White Bone
Page 25
68
Brantingham carried a long rifle slung over his shoulder and a pistol in a belt holster, with an army canteen, a sat phone and a radio clipped to the opposite side. He handed Knox sunscreen and a canteen; told him to be liberal with the first, and conservative with the other.
“Did you see them?”
“I saw one. The truck?” As they’d landed, Knox had seen a 4x4 out his window. No sign of a person.
“Two. Stay with me.” The man was an extraordinarily fast walker. Knox, with his longer strides, could barely keep up.
They reached the two vehicles. Finding both abandoned and one scavenged, they hurried on, hiking for forty minutes in silence toward the Porini Camp.
Throughout their journey, Brantingham never consulted a map or a compass.
When they arrived, they found two preyed-upon carcasses, their brutalized condition not visible from the plane. One wore nothing but plaid boxer shorts.
What remained of the two dead men around a black smudge of a campfire caused Knox to swear mightily, a long string of expletives. The bodies—both African men—were swollen from the sun, their veins bulging grotesquely. They’d been scavenged, with a good deal of flesh left on the bone. It was a sight and a smell that Knox knew would linger for a long time. No way to die, he thought.
“Jackals and hyenas,” Brantingham said, studying the tracks around the bodies. He stuck a stick in the only pot and stirred.
“Their veins,” Knox said.
“They poisoned themselves, I reckon. Happens more often than it should. Usually it’s the kids. A bit surprising in men this age. They should have known better.” He spoke in a professional but strangely unsympathetic way, and continued to walk the area, head down. “Odd to see nothing more than a single machete. I’d like to know where they dragged his clothes off to. A rucksack, too, I should think. Usually, it’s no more than a few meters away.”
He stopped and kneeled. Backed away from the fire circle, head down. His mood had intensified. Moving faster now, he circled in the opposite direction from Knox.
“What?” Knox asked, moving toward him.
“Circle around, man. KGA will need to investigate.” Concern had filled his voice. “Look: do me a favor. Search the area. Find the clothes, a rifle. Something.” He pointed into the bush beyond the two corpses.
“Something was dragged here,” Knox said.
Brantingham stuck a stick in the sand where he’d been standing and joined Knox. The man kneeled and touched a few spots, the sand crumbling easily.
“What do you think?” Knox said.
Brantingham had tuned Knox out. The man was clearly in his element. He shuffled away from the camp in a squat, following the disturbed ground. Then he stopped and turned, still on his haunches, looking back at the camp, where a few daring vultures had returned to feed. Knox looked away.
Brantingham stood and slapped his palms together. “Stay where you are, please, John,” he chided. “I don’t want to disturb it.”
Knox felt a bubble in his throat. “Tell me they didn’t have a hostage,” Knox said. “Tell me we’re not going to find a third body.”

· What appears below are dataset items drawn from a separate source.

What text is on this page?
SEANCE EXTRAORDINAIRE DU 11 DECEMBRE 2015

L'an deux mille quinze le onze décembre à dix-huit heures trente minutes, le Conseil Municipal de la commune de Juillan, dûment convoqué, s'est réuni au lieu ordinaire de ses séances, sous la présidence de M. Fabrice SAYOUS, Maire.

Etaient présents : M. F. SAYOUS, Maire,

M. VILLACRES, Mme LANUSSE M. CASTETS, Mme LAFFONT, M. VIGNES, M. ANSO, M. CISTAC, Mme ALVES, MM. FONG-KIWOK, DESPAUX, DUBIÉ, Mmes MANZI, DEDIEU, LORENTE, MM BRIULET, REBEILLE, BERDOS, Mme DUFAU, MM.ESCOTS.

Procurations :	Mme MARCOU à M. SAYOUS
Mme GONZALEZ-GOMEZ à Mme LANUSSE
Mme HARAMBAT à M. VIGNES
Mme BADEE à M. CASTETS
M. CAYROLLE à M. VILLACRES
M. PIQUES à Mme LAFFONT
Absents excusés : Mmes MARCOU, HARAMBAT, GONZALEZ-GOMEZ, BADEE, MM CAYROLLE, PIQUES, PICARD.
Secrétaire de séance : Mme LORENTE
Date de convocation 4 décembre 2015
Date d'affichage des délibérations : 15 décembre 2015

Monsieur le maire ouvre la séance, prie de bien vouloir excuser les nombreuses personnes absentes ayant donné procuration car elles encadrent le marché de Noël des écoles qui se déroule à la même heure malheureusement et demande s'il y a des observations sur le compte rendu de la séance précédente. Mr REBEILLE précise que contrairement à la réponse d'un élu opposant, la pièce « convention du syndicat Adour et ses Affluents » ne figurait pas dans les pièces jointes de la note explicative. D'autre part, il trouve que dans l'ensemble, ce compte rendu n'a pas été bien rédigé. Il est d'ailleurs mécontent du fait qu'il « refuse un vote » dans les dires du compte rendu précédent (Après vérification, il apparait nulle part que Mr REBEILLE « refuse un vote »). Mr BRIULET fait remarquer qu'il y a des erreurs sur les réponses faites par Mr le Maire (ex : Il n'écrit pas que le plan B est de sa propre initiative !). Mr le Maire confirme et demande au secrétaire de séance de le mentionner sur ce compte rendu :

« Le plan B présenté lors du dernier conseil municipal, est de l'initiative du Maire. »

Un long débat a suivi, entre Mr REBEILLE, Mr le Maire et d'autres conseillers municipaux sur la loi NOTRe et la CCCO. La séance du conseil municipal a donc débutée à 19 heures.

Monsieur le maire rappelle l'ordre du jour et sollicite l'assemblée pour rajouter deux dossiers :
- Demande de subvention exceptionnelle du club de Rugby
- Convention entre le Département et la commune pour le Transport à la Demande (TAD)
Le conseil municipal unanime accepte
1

“Mother of Christ,” Brantingham groaned. He stopped back toward the upright stick. “See my prints?”
“Yes.”
“Follow them. Walk in them if possible.”
Moving fast, but precisely, Knox reached a series of circles Brantingham had drawn. Each one contained a bootprint. It took Knox a moment to spot the obvious. “Small.”
“Yes.”
“Too small for either of them. Small, as in a woman’s boots.”
“There are plenty of small men.”
“These guys were wearing sandals,” Knox said. “Their prints are all over the place.”
“See this . . .” Brantingham used the same stick to point to an impression in the sand. “Here and back there as well. That’s a woman’s bare breast.”
“We don’t know that. You can’t possibly know that!”
“She’s topless and wearing boots.”
“That’s not true.” Knox felt his gut clench. He squatted, trying to catch his breath and quiet the dizziness.
“She wasn’t dragged. She crawled out of camp. Crawled backward.”
“Alive,” Knox gasped.
“If she ate whatever they did, probably not for long.”
Knox felt his throat constrict. Brantingham circled the campfire. Knox remained squatting, unable to move.
“She killed them,” Knox proposed, wondering on the effect it would have on her. He knew well the depression and torment that came from such an act, even if delivered in self-defense.
“Found them, more likely. Understood not to share the soup if she’s lucky. Took their clothes. A rucksack . . . This will require a few minutes,” Brantingham said. “I need your eyes.”
Knox rose and followed along robotically as Brantingham walked a long, ever-expanding spiral out from the camp, following the line of small bootprints.
“She’s walking fairly well,” Brantingham said encouragingly. “Sore left leg, but no staggering. No stopping. No blood. It’s all good, John.”
The boot tracks joined elephant tracks fifteen meters later.
“You’re good at this,” Knox said, feeling stupid for saying so.
Brantingham took the compliment indifferently. He wasn’t talking at the moment.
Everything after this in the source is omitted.